Single credential pair for:

etcd backup buckets
Loki log storage
Crossplane bucket management

This aligns with Hetzner’s actual security model rather than creating false separation.

Application Secrets Management¶

For application-level secrets (database passwords, API keys, etc.), the cluster implements a dedicated namespace pattern with External Secrets Operator (ESO):

Architecture:

Source namespace: application-secrets - holds bootstrap secrets
Target namespaces: Application namespaces (e.g., gitlabbda)
Replication: ESO automatically syncs via ClusterSecretStore
Isolation: Namespace restrictions prevent lateral access

Security properties:

✅ No secrets in Git: Only ExternalSecret declarations (config) committed
✅ Namespace isolation: ClusterSecretStore restricted via conditions.namespaces
✅ Least privilege RBAC: ServiceAccounts have read-only access
✅ Centralized rotation: Update source secret, ESO propagates everywhere
✅ Audit trail: Kubernetes events track secret access

Example: GitLab BDA manages 15+ secrets using this pattern, with ClusterSecretStore restricted to only the gitlabbda namespace. Even though the ClusterSecretStore is cluster-scoped, namespace conditions enforce strict isolation.

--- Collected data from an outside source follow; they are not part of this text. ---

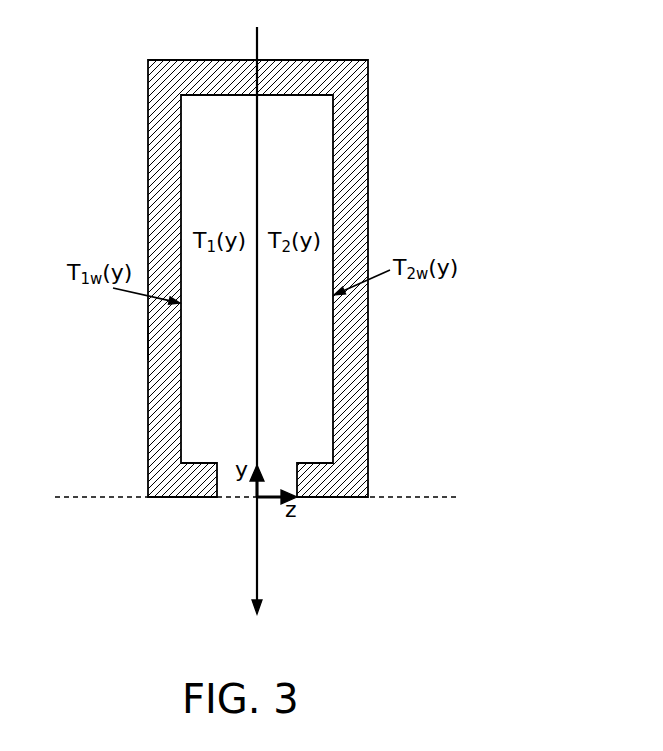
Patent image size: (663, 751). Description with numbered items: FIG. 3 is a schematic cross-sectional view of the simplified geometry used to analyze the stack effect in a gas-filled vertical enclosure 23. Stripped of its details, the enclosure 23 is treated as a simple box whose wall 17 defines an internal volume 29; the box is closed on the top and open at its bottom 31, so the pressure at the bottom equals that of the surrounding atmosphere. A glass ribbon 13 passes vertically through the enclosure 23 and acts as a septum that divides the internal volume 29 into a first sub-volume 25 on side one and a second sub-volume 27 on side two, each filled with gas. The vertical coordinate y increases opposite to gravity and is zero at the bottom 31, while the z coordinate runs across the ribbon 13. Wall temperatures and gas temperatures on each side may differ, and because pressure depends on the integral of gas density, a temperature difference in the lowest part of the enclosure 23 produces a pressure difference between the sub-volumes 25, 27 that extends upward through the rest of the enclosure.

The ribbon 13 is at (258, 178).
The wall 17 is at (347, 183).
The enclosure 23 is at (127, 345).
The first sub-volume 25 is at (219, 279).
The second sub-volume 27 is at (295, 279).
The internal volume 29 is at (220, 120).
The bottom 31 is at (231, 508).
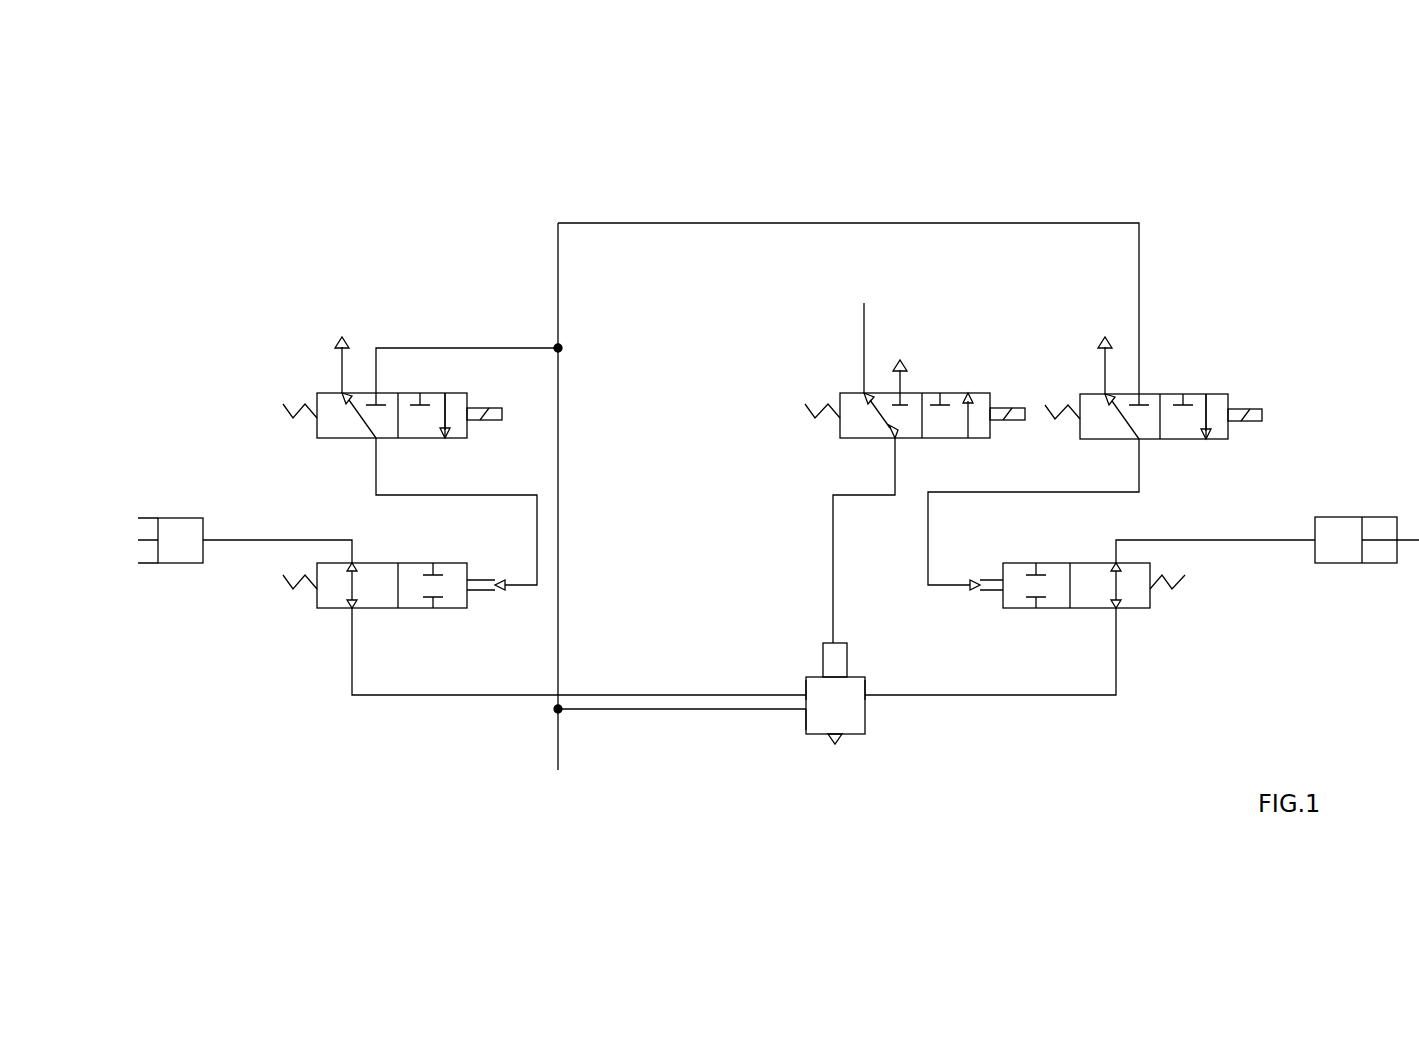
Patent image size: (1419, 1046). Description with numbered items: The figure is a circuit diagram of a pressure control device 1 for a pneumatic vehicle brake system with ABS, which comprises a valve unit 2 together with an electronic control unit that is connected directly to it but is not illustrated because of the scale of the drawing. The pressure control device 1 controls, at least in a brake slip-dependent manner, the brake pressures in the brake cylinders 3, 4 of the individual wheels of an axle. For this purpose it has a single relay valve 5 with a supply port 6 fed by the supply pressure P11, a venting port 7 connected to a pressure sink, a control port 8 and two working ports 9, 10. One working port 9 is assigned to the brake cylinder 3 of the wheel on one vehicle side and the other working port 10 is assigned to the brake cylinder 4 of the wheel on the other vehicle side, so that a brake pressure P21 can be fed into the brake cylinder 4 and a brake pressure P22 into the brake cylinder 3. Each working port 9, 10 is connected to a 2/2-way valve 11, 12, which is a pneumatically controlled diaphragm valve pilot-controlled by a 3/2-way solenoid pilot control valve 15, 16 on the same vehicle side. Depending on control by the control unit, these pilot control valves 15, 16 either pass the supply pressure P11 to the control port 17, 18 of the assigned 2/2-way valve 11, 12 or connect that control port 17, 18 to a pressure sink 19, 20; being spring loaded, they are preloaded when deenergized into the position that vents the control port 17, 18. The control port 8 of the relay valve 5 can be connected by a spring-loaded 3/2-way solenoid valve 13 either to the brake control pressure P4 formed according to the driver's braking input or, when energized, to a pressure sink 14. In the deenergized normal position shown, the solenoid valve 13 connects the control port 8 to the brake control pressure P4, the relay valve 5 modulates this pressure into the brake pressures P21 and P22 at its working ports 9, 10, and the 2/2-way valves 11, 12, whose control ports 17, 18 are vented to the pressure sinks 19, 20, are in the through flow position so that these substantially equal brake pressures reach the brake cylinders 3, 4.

The pressure control device 1 is at (1226, 170).
The valve unit 2 is at (492, 180).
The brake cylinder 3 is at (1340, 525).
The brake cylinder 4 is at (183, 522).
The relay valve 5 is at (868, 728).
The supply port 6 is at (803, 718).
The venting port 7 is at (833, 745).
The control port 8 is at (840, 646).
The working port 9 is at (868, 690).
The working port 10 is at (805, 690).
The 2/2-way valve 11 is at (1085, 570).
The 2/2-way valve 12 is at (389, 575).
The 3/2-way solenoid valve 13 is at (853, 440).
The pressure sink 14 is at (903, 362).
The 3/2-way solenoid pilot control valve 15 is at (1193, 392).
The 3/2-way solenoid pilot control valve 16 is at (327, 396).
The control port 17 is at (968, 578).
The control port 18 is at (501, 580).
The pressure sink 19 is at (1100, 340).
The pressure sink 20 is at (345, 340).
The brake control pressure P4 is at (862, 336).
The supply pressure P11 is at (673, 754).
The brake pressure P21 is at (579, 653).
The brake pressure P22 is at (990, 653).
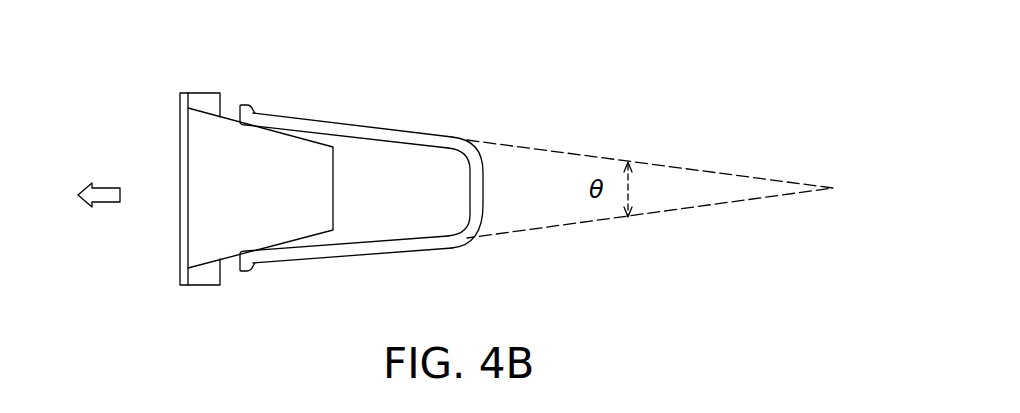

See Application Secrets Architecture for complete design rationale and implementation guide.

Network Encryption¶

Cilium Wireguard Mode¶

Enabled: Transparent encryption of all pod-to-pod traffic across nodes

Implementation:

Automatic key rotation
Kernel-level encryption (fast)
Zero application changes required
Protection against node-level network sniffing

Configuration in kube.tf:

cilium_values = <<EOT
encryption:
  enabled: true
  type: wireguard
EOT

Benefits:

Protects data in transit between nodes
Encrypts across the Hetzner private network
Minimal performance overhead (Wireguard is fast)
Meets compliance requirements for data in transit

Secret Management in Kubernetes¶

Current approach: Kubernetes Secrets (base64-encoded)

Future considerations:

External Secrets Operator integration
HashiCorp Vault for dynamic secrets
Sealed Secrets for Git-stored encrypted secrets

Best practices followed:

RBAC restrictions on secret access
Namespace isolation
Minimal secret replication
Regular secret rotation reminders

Summary¶

The KUP6S security model prioritizes:

Strong authentication over IP restrictions for SSH
Critical API protection through jumphost-only access
Operational simplicity over theoretical security gains
Reliability through redundancy rather than single points of failure
Pragmatic cost optimization that preserves system reliability

Security is achieved through proven, industry-standard practices rather than complex custom configurations.